Therapeutic communities in Peru and treatment outcomes
As in most developing countries of the world, drug addiction is a serious social problem in Peru[
60]. Beginning in the mid-1970s, the United Nations Fund for Drug Abuse Control (UNFDAC) received contributions from the Government of Italy to establish Therapeutic Community (TC) treatment centers throughout Peru. Although a network of TCs were subsequently created in Peru and other South American countries by UNFDAC, treatment reports (outcome evaluations, etc.) in Latin America were scarce, mainly focusing on epidemiological studies[
61]. Furthermore, there were no systematic treatment reports in the Peruvian literature, and the initial papers only addressed treatment guidelines[
61]. Beginning in 1978, Navarro[
62,
63] described the treatment and follow-up of only two patients dependent on coca paste; both patients subsequently stopped using the drug. In 1980, Sanchez[
64] published a study on the treatment of 50 drug addicts at the Nana TC center in Lima, of which 15 addicts eventually became abstinent. Several years later, Navarro and colleagues[
65] conducted a study on 26 clinical patients at Nana TC who were followed-up from 8 months to 4 years after treatment. From 1982 through 1989, Navarro[
61] conducted a larger study of 223 male patients of the Nana TC, who were mainly consumers of coca paste. Over 47 percent were abstinent at follow-up.
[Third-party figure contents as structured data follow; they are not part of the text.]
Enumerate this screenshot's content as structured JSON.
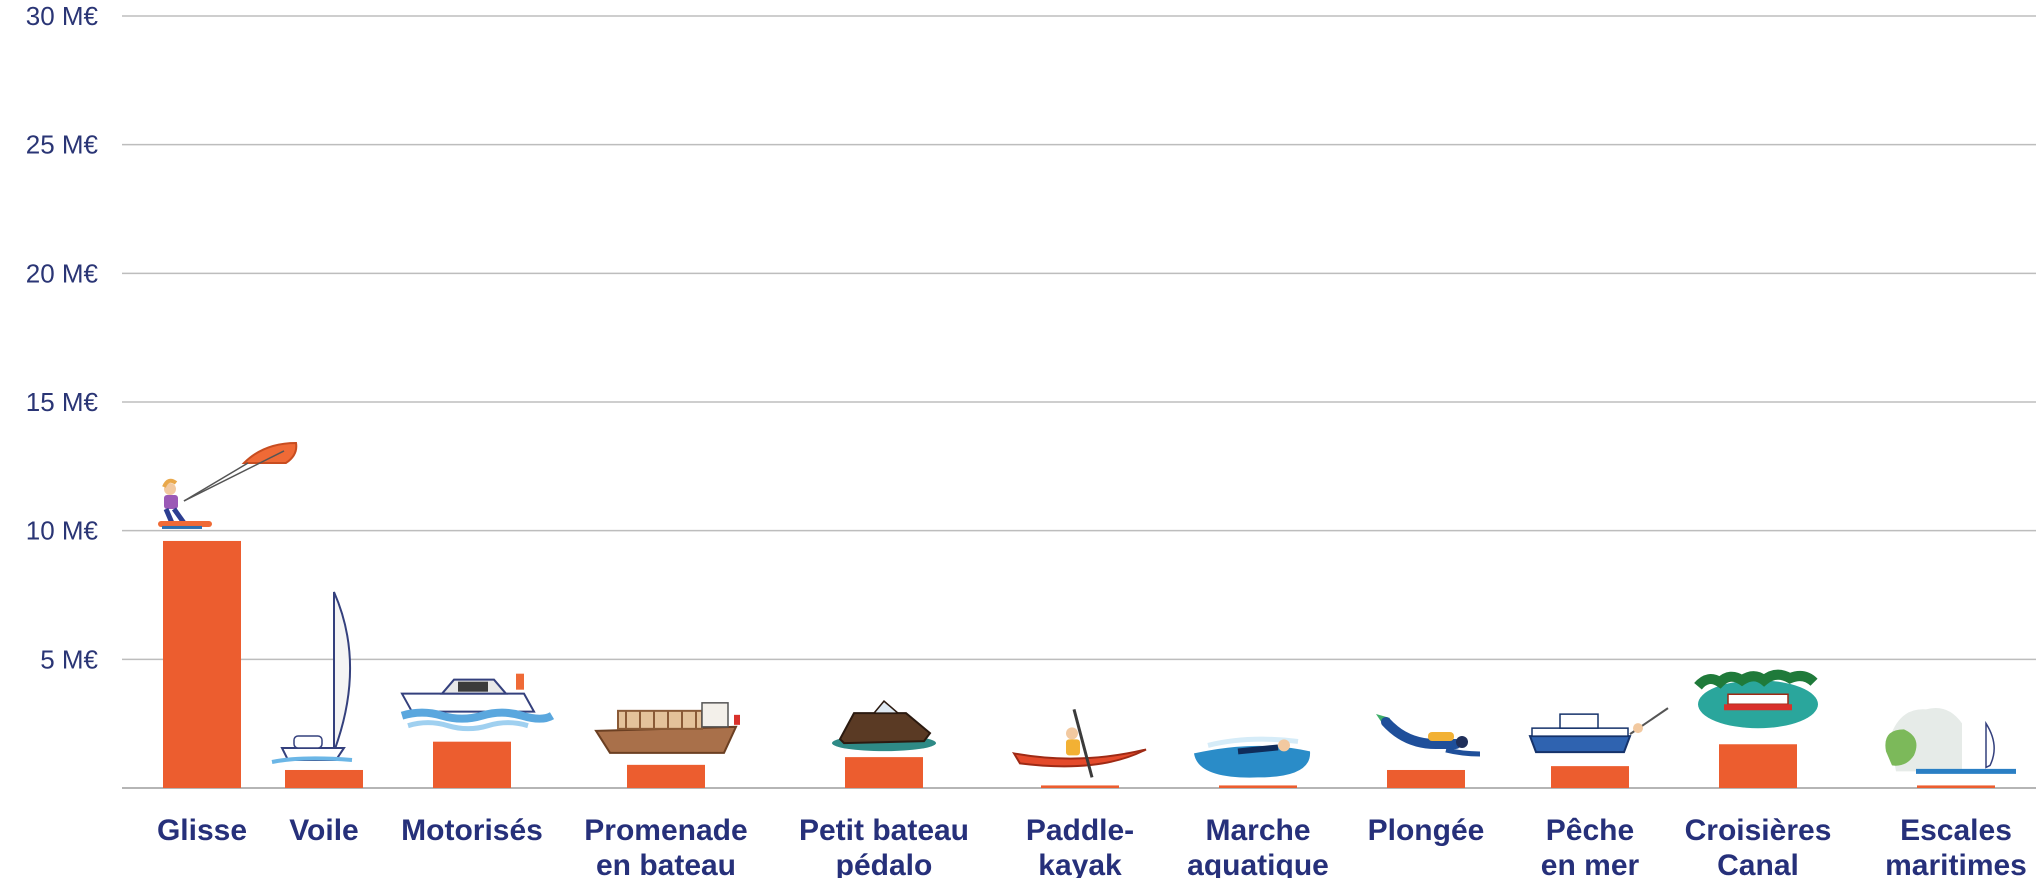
{
  "chart_data": {
    "type": "bar",
    "title": "",
    "xlabel": "",
    "ylabel": "",
    "ylim": [
      0,
      30
    ],
    "y_ticks": [
      {
        "value": 5,
        "label": "5 M€"
      },
      {
        "value": 10,
        "label": "10 M€"
      },
      {
        "value": 15,
        "label": "15 M€"
      },
      {
        "value": 20,
        "label": "20 M€"
      },
      {
        "value": 25,
        "label": "25 M€"
      },
      {
        "value": 30,
        "label": "30 M€"
      }
    ],
    "grid": true,
    "bar_color": "#ec5d2f",
    "categories": [
      {
        "lines": [
          "Glisse"
        ],
        "value": 9.6,
        "icon": "kitesurfer-icon"
      },
      {
        "lines": [
          "Voile"
        ],
        "value": 0.7,
        "icon": "sailboat-icon"
      },
      {
        "lines": [
          "Motorisés"
        ],
        "value": 1.8,
        "icon": "motor-yacht-icon"
      },
      {
        "lines": [
          "Promenade",
          "en bateau"
        ],
        "value": 0.9,
        "icon": "tour-boat-icon"
      },
      {
        "lines": [
          "Petit bateau",
          "pédalo"
        ],
        "value": 1.2,
        "icon": "small-boat-icon"
      },
      {
        "lines": [
          "Paddle-",
          "kayak"
        ],
        "value": 0.1,
        "icon": "kayak-icon"
      },
      {
        "lines": [
          "Marche",
          "aquatique"
        ],
        "value": 0.1,
        "icon": "swimmer-icon"
      },
      {
        "lines": [
          "Plongée"
        ],
        "value": 0.7,
        "icon": "diver-icon"
      },
      {
        "lines": [
          "Pêche",
          "en mer"
        ],
        "value": 0.85,
        "icon": "fishing-boat-icon"
      },
      {
        "lines": [
          "Croisières",
          "Canal"
        ],
        "value": 1.7,
        "icon": "canal-barge-icon"
      },
      {
        "lines": [
          "Escales",
          "maritimes"
        ],
        "value": 0.1,
        "icon": "coastal-cruise-icon"
      }
    ]
  }
}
Although UNFDAC had assisted in the creation of a network of TCs in Peru, the Peruvian government determined in 1997 that many of these programs were poorly trained, providing inadequate services, and needed to be licensed by the government. In 1997, this urgent need for TC drug abuse treatment training prompted the Peruvian government to make a strong appeal to the United States government for training support. As a result, the U.S. Department of State contracted with Daytop Village, Inc. to conduct extensive drug-free treatment training in Peru that included staff TC drug treatment institutional providers. This training was conducted in Lima, Peru. An extensive evaluation of this training was also conducted and was briefly described earlier[
4].
The TC drug abuse treatment follow-up study presented below is an extension of the Johnson and colleagues[
4] study described ealier[
4]. Three research questions are posed for this follow-up study.
Question 1. What are the overall changes in illegal drug and alcohol use (to intoxication) of former clients of TC drug abuse treatment facilities in Peru?
Question 2. What are the predictors (treatment processes, capacity-building training exposure, and organizational/client characteristics) of illegal drug and alcohol to intoxication use among former TC drug treatment clients?
Question 3. Are the predictors (identified in question 2) moderated by contextual variables?